In line with what Moke123 said, I would strongly recommend against using Date/Time Extended in practically any context:
1. Native Access calculation functions related to date/time don't work correctly with the format. You specifically state your purpose in converting to Date/Time is to enable date calculations, which will give flatly incorrect results using the date/time extended format in Access
2. Enabling and using the format completely prevents opening the database on older Access platforms
3. Even linking to tables (via e.g.

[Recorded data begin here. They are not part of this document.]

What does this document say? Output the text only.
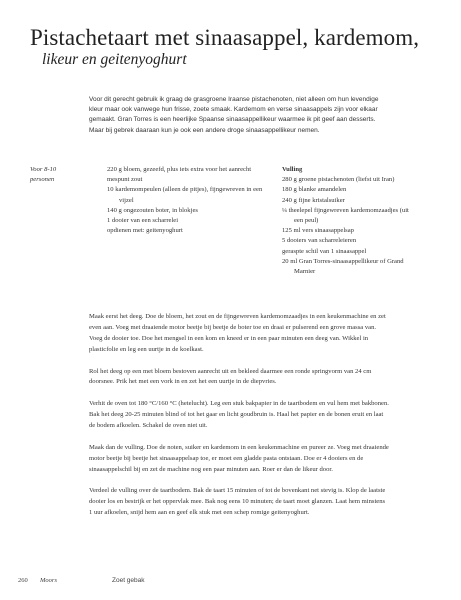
Pistachetaart met sinaasappel, kardemom,
likeur en geitenyoghurt

Voor dit gerecht gebruik ik graag de grasgroene Iraanse pistachenoten, niet alleen om hun levendige kleur maar ook vanwege hun frisse, zoete smaak. Kardemom en verse sinaasappels zijn voor elkaar gemaakt. Gran Torres is een heerlijke Spaanse sinaasappellikeur waarmee ik pit geef aan desserts. Maar bij gebrek daaraan kun je ook een andere droge sinaasappellikeur nemen.

Voor 8-10
personen
220 g bloem, gezeefd, plus iets extra voor het aanrecht
mespunt zout
10 kardemompeulen (alleen de pitjes), fijngewreven in een vijzel
140 g ongezouten boter, in blokjes
1 dooier van een scharrelei
opdienen met: geitenyoghurt
Vulling
280 g groene pistachenoten (liefst uit Iran)
180 g blanke amandelen
240 g fijne kristalsuiker
¼ theelepel fijngewreven kardemomzaadjes (uit een peul)
125 ml vers sinaasappelsap
5 dooiers van scharreleieren
geraspte schil van 1 sinaasappel
20 ml Gran Torres-sinaasappellikeur of Grand Marnier

Maak eerst het deeg. Doe de bloem, het zout en de fijngewreven kardemomzaadjes in een keukenmachine en zet even aan. Voeg met draaiende motor beetje bij beetje de boter toe en draai er pulserend een grove massa van. Voeg de dooier toe. Doe het mengsel in een kom en kneed er in een paar minuten een deeg van. Wikkel in plasticfolie en leg een uurtje in de koelkast.

Rol het deeg op een met bloem bestoven aanrecht uit en bekleed daarmee een ronde springvorm van 24 cm doorsnee. Prik het met een vork in en zet het een uurtje in de diepvries.

Verhit de oven tot 180 °C/160 °C (hetelucht). Leg een stuk bakpapier in de taartbodem en vul hem met bakbonen. Bak het deeg 20-25 minuten blind of tot het gaar en licht goudbruin is. Haal het papier en de bonen eruit en laat de bodem afkoelen. Schakel de oven niet uit.

Maak dan de vulling. Doe de noten, suiker en kardemom in een keukenmachine en pureer ze. Voeg met draaiende motor beetje bij beetje het sinaasappelsap toe, er moet een gladde pasta ontstaan. Doe er 4 dooiers en de sinaasappelschil bij en zet de machine nog een paar minuten aan. Roer er dan de likeur door.

Verdeel de vulling over de taartbodem. Bak de taart 15 minuten of tot de bovenkant net stevig is. Klop de laatste dooier los en bestrijk er het oppervlak mee. Bak nog eens 10 minuten; de taart moet glanzen. Laat hem minstens 1 uur afkoelen, snijd hem aan en geef elk stuk met een schep romige geitenyoghurt.

260 Moors	Zoet gebak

ODBC) that include millisecond precision using date/time extended does not work properly and results in all records appearing as #Deleted in the relevant table (known bug).
4. You cannot create a Date/Time Extended data type field programmatically in Access. The support for it simply has not be implemented.

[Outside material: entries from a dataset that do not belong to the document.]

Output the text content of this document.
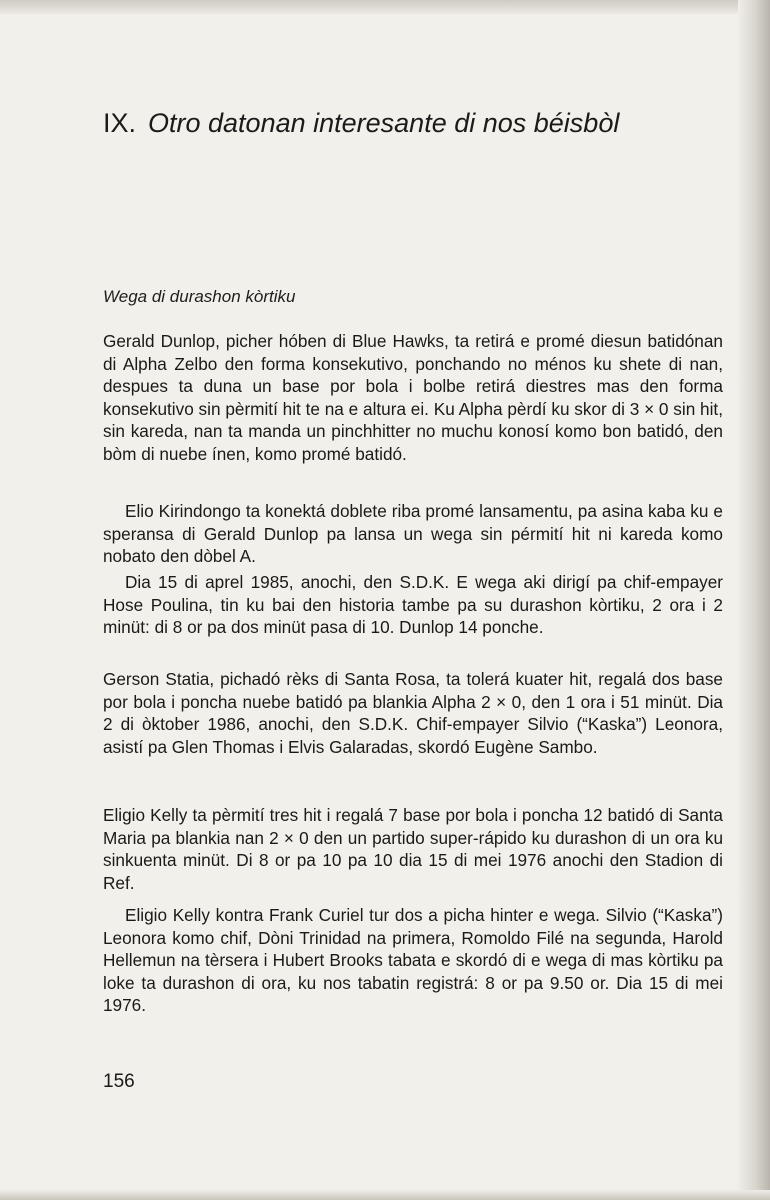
IX. Otro datonan interesante di nos béisbòl
Wega di durashon kòrtiku

Gerald Dunlop, picher hóben di Blue Hawks, ta retirá e promé diesun batidónan di Alpha Zelbo den forma konsekutivo, ponchando no ménos ku shete di nan, despues ta duna un base por bola i bolbe retirá diestres mas den forma konsekutivo sin pèrmití hit te na e altura ei. Ku Alpha pèrdí ku skor di 3 × 0 sin hit, sin kareda, nan ta manda un pinchhitter no muchu konosí komo bon batidó, den bòm di nuebe ínen, komo promé batidó.

Elio Kirindongo ta konektá doblete riba promé lansamentu, pa asina kaba ku e speransa di Gerald Dunlop pa lansa un wega sin pérmití hit ni kareda komo nobato den dòbel A.

Dia 15 di aprel 1985, anochi, den S.D.K. E wega aki dirigí pa chif-empayer Hose Poulina, tin ku bai den historia tambe pa su durashon kòrtiku, 2 ora i 2 minüt: di 8 or pa dos minüt pasa di 10. Dunlop 14 ponche.

Gerson Statia, pichadó rèks di Santa Rosa, ta tolerá kuater hit, regalá dos base por bola i poncha nuebe batidó pa blankia Alpha 2 × 0, den 1 ora i 51 minüt. Dia 2 di òktober 1986, anochi, den S.D.K. Chif-empayer Silvio (“Kaska”) Leonora, asistí pa Glen Thomas i Elvis Galaradas, skordó Eugène Sambo.

Eligio Kelly ta pèrmití tres hit i regalá 7 base por bola i poncha 12 batidó di Santa Maria pa blankia nan 2 × 0 den un partido super-rápido ku durashon di un ora ku sinkuenta minüt. Di 8 or pa 10 pa 10 dia 15 di mei 1976 anochi den Stadion di Ref.

Eligio Kelly kontra Frank Curiel tur dos a picha hinter e wega. Silvio (“Kaska”) Leonora komo chif, Dòni Trinidad na primera, Romoldo Filé na segunda, Harold Hellemun na tèrsera i Hubert Brooks tabata e skordó di e wega di mas kòrtiku pa loke ta durashon di ora, ku nos tabatin registrá: 8 or pa 9.50 or. Dia 15 di mei 1976.

156
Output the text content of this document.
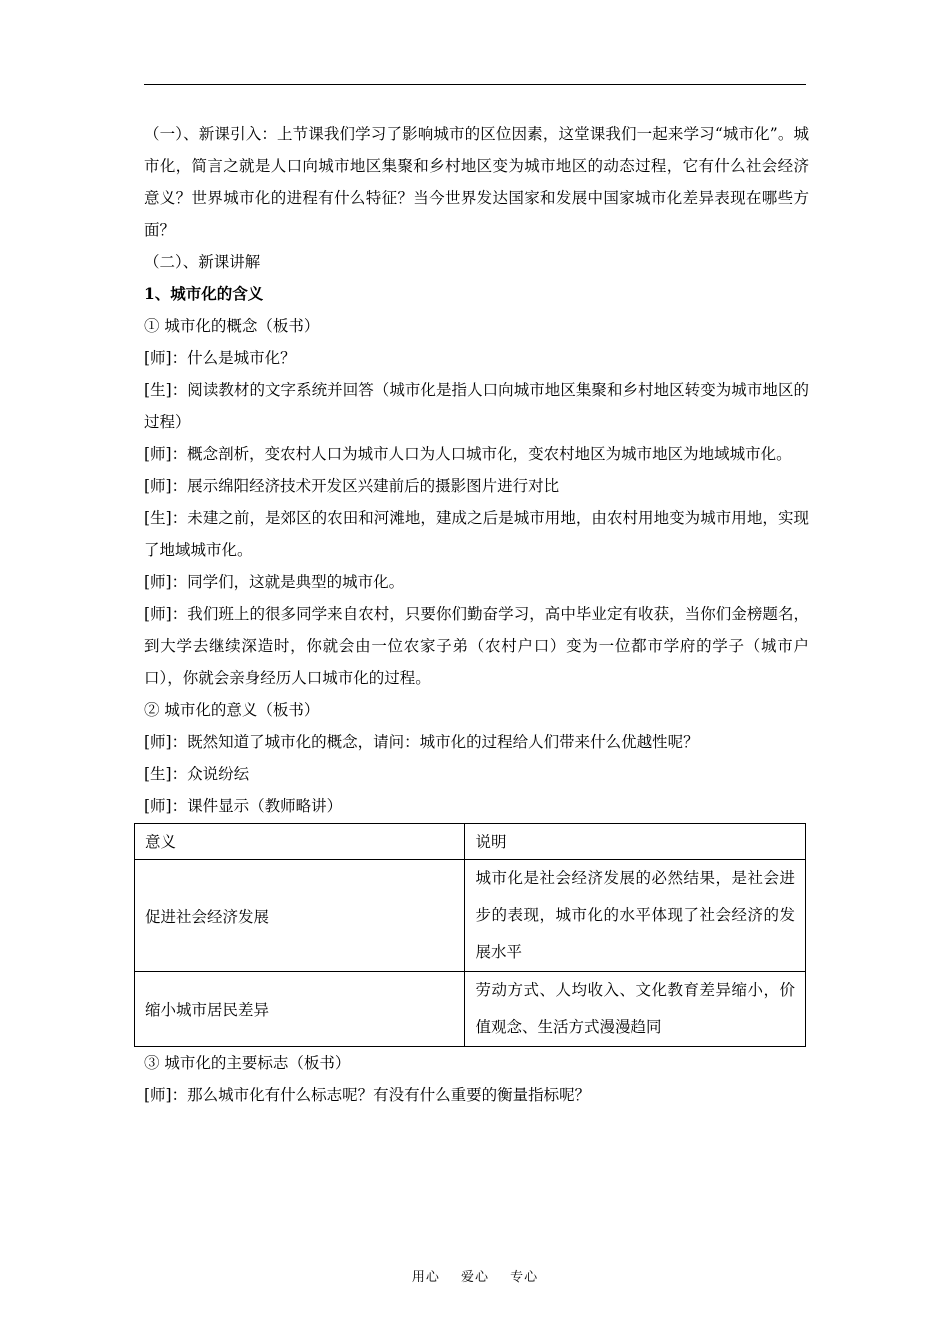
（一）、新课引入：上节课我们学习了影响城市的区位因素，这堂课我们一起来学习“城市化”。城市化，简言之就是人口向城市地区集聚和乡村地区变为城市地区的动态过程，它有什么社会经济意义？世界城市化的进程有什么特征？当今世界发达国家和发展中国家城市化差异表现在哪些方面？

（二）、新课讲解

1、城市化的含义

① 城市化的概念（板书）

[师]：什么是城市化？

[生]：阅读教材的文字系统并回答（城市化是指人口向城市地区集聚和乡村地区转变为城市地区的过程）

[师]：概念剖析，变农村人口为城市人口为人口城市化，变农村地区为城市地区为地域城市化。

[师]：展示绵阳经济技术开发区兴建前后的摄影图片进行对比

[生]：未建之前，是郊区的农田和河滩地，建成之后是城市用地，由农村用地变为城市用地，实现了地域城市化。

[师]：同学们，这就是典型的城市化。

[师]：我们班上的很多同学来自农村，只要你们勤奋学习，高中毕业定有收获，当你们金榜题名，到大学去继续深造时，你就会由一位农家子弟（农村户口）变为一位都市学府的学子（城市户口），你就会亲身经历人口城市化的过程。

② 城市化的意义（板书）

[师]：既然知道了城市化的概念，请问：城市化的过程给人们带来什么优越性呢？

[生]：众说纷纭

[师]：课件显示（教师略讲）

意义	说明
促进社会经济发展	城市化是社会经济发展的必然结果，是社会进步的表现，城市化的水平体现了社会经济的发展水平
缩小城市居民差异	劳动方式、人均收入、文化教育差异缩小，价值观念、生活方式漫漫趋同

③ 城市化的主要标志（板书）

[师]：那么城市化有什么标志呢？有没有什么重要的衡量指标呢？

用心 爱心 专心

Overall, support and compatibility with the Date/Time Extended format is just severely lacking (incidentally, the same is true of the BigInt optional data type). There is a better solution... just store the Date/Time without milliseconds in a Date/Time field, and pull out the milliseconds into a separate field. Now native time calculations will work correctly, and if you need to care about e.g. the difference in time between two events in milliseconds, you can write custom function(s) as needed to accomplish that, something like:
Code:
Public Function DateDiffMs(ByVal StartDateTime As Date, ByVal EndDateTime As Date, ByVal StartMs As Integer, ByVal EndMs As Integer) As Long
Dim lSecondsDiff As Long, lMsDiff As Long
lSecondsDiff = DateDiff("s", StartDateTime, EndDateTime)
lMsDiff = lSecondsDiff * 1000
lMsDiff = lMsDiff + (EndMs - StartMs)
DateDiffMs = lMsDiff
End Function
I've attached another version of the project with implemented changes. TrimData now checks for values in format ####/##/## ##:##:##:###* and converts those into two fields as described above, one Date/Time field and one integer field containing the Ms part of the date/time.